La journée semblait trop belle pour durer.
Loïs serre les dents et inspire un grand coup. Puis, il se hisse sur ses jambes, faiblement. Il s'apprête à retomber quand deux mains l'agrippent de chaque côté et l'aide à se relever. Éridan à sa droite, Charlie à sa gauche. Il baisse les yeux au sol, il a honte. Il n'est même pas capable de se débrouiller seul.
Il ne dit rien et les remercie d'un hochement de tête.
« Hé, mec, fais pas cette tête ! C'est toujours toi qui me ramènes ivre mort comme pas possible, en bon état, alors que je tiens pas debout, habituellement ! Faut bien que je serve à quelque chose de temps en temps ! » s'exclame Charlie.
Loïs ne sait pas s'il doit en être rassuré, malgré tout, un sourire lui est arraché. Il n'ose pas les regarder dans les yeux, il se sent déjà tellement faible et vulnérable.

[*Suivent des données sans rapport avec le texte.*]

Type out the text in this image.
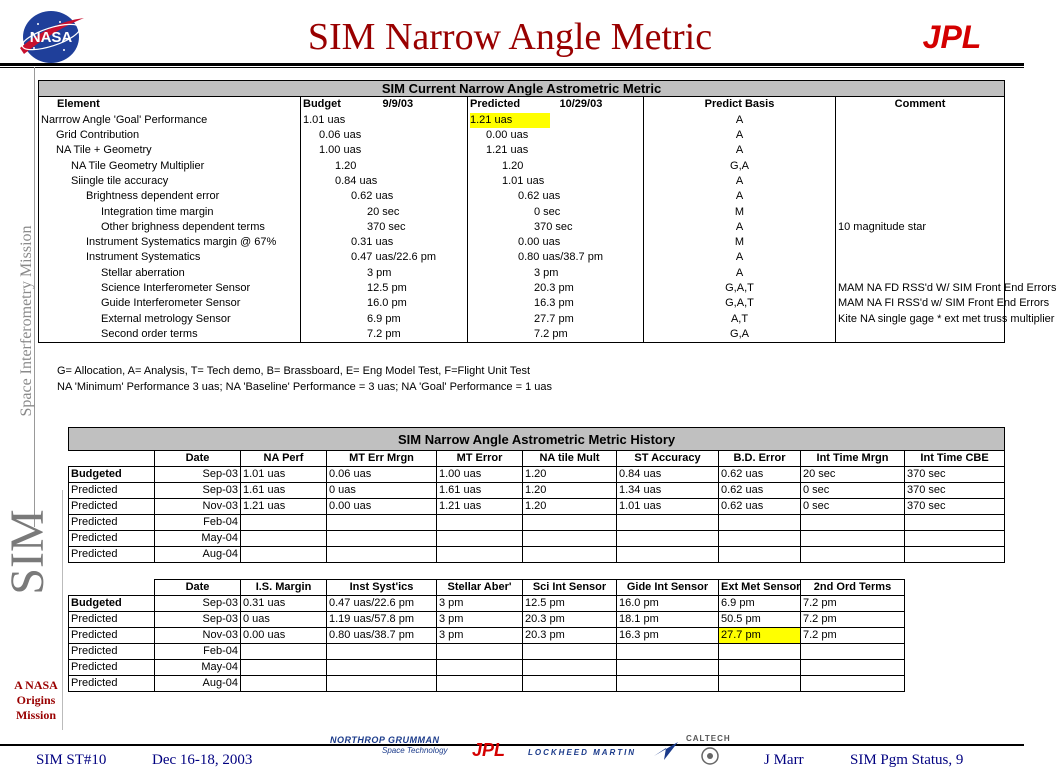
NASA	SIM Narrow Angle Metric	JPL
Space Interferometry Mission
SIM
A NASA
Origins
Mission
SIM Current Narrow Angle Astrometric Metric						
Element	Budget	9/9/03	Predicted	10/29/03	Predict Basis	Comment
Narrrow Angle 'Goal' Performance	1.01 uas		1.21 uas		A	
Grid Contribution	0.06 uas		0.00 uas		A	
NA Tile + Geometry	1.00 uas		1.21 uas		A	
NA Tile Geometry Multiplier	1.20		1.20		G,A	
Siingle tile accuracy	0.84 uas		1.01 uas		A	
Brightness dependent error	0.62 uas		0.62 uas		A	
Integration time margin	20 sec		0 sec		M	
Other brighness dependent terms	370 sec		370 sec		A	10 magnitude star
Instrument Systematics margin @ 67%	0.31 uas		0.00 uas		M	
Instrument Systematics	0.47 uas/22.6 pm		0.80 uas/38.7 pm		A	
Stellar aberration	3 pm		3 pm		A	
Science Interferometer Sensor	12.5 pm		20.3 pm		G,A,T	MAM NA FD RSS'd W/ SIM Front End Errors
Guide Interferometer Sensor	16.0 pm		16.3 pm		G,A,T	MAM NA FI RSS'd w/ SIM Front End Errors
External metrology Sensor	6.9 pm		27.7 pm		A,T	Kite NA single gage * ext met truss multiplier
Second order terms	7.2 pm		7.2 pm		G,A	
G= Allocation, A= Analysis, T= Tech demo, B= Brassboard, E= Eng Model Test, F=Flight Unit Test
NA 'Minimum' Performance 3 uas; NA 'Baseline' Performance = 3 uas; NA 'Goal' Performance = 1 uas
SIM Narrow Angle Astrometric Metric History									
	Date	NA Perf	MT Err Mrgn	MT Error	NA tile Mult	ST Accuracy	B.D. Error	Int Time Mrgn	Int Time CBE
Budgeted	Sep-03	1.01 uas	0.06 uas	1.00 uas	1.20	0.84 uas	0.62 uas	20 sec	370 sec
Predicted	Sep-03	1.61 uas	0 uas	1.61 uas	1.20	1.34 uas	0.62 uas	0 sec	370 sec
Predicted	Nov-03	1.21 uas	0.00 uas	1.21 uas	1.20	1.01 uas	0.62 uas	0 sec	370 sec
Predicted	Feb-04								
Predicted	May-04								
Predicted	Aug-04								
	Date	I.S. Margin	Inst Syst'ics	Stellar Aber'	Sci Int Sensor	Gide Int Sensor	Ext Met Sensor	2nd Ord Terms
Budgeted	Sep-03	0.31 uas	0.47 uas/22.6 pm	3 pm	12.5 pm	16.0 pm	6.9 pm	7.2 pm
Predicted	Sep-03	0 uas	1.19 uas/57.8 pm	3 pm	20.3 pm	18.1 pm	50.5 pm	7.2 pm
Predicted	Nov-03	0.00 uas	0.80 uas/38.7 pm	3 pm	20.3 pm	16.3 pm	27.7 pm	7.2 pm
Predicted	Feb-04							
Predicted	May-04							
Predicted	Aug-04							
SIM ST#10	Dec 16-18, 2003
NORTHROP GRUMMAN
Space Technology	JPL	LOCKHEED MARTIN
CALTECH
J Marr	SIM Pgm Status, 9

Dans un mouvement soudain, Éridan passe son bras autour de ses épaules avec naturel comme pour lui montrer son amitié. Mais Loïs y entrevoit une issue certaine, cet appui qu'il gagne en faisant de même lui assure une stabilité suffisante. Personne ne pourrait croire que chaque pas lui est douloureux. Loïs se sent soutenu et serein. Il relève la tête vers l'horizon. Pour la première fois, malgré cette sensation désagréable qui lui parcourt le corps, il a l'impression que tout n'est pas fini.
À cinq, ils avancent en ligne sous le soleil dans le début de son déclin.
Pas à pas, ils descendent la montagne, unis par ce lien invisible qu'on appelle amitié.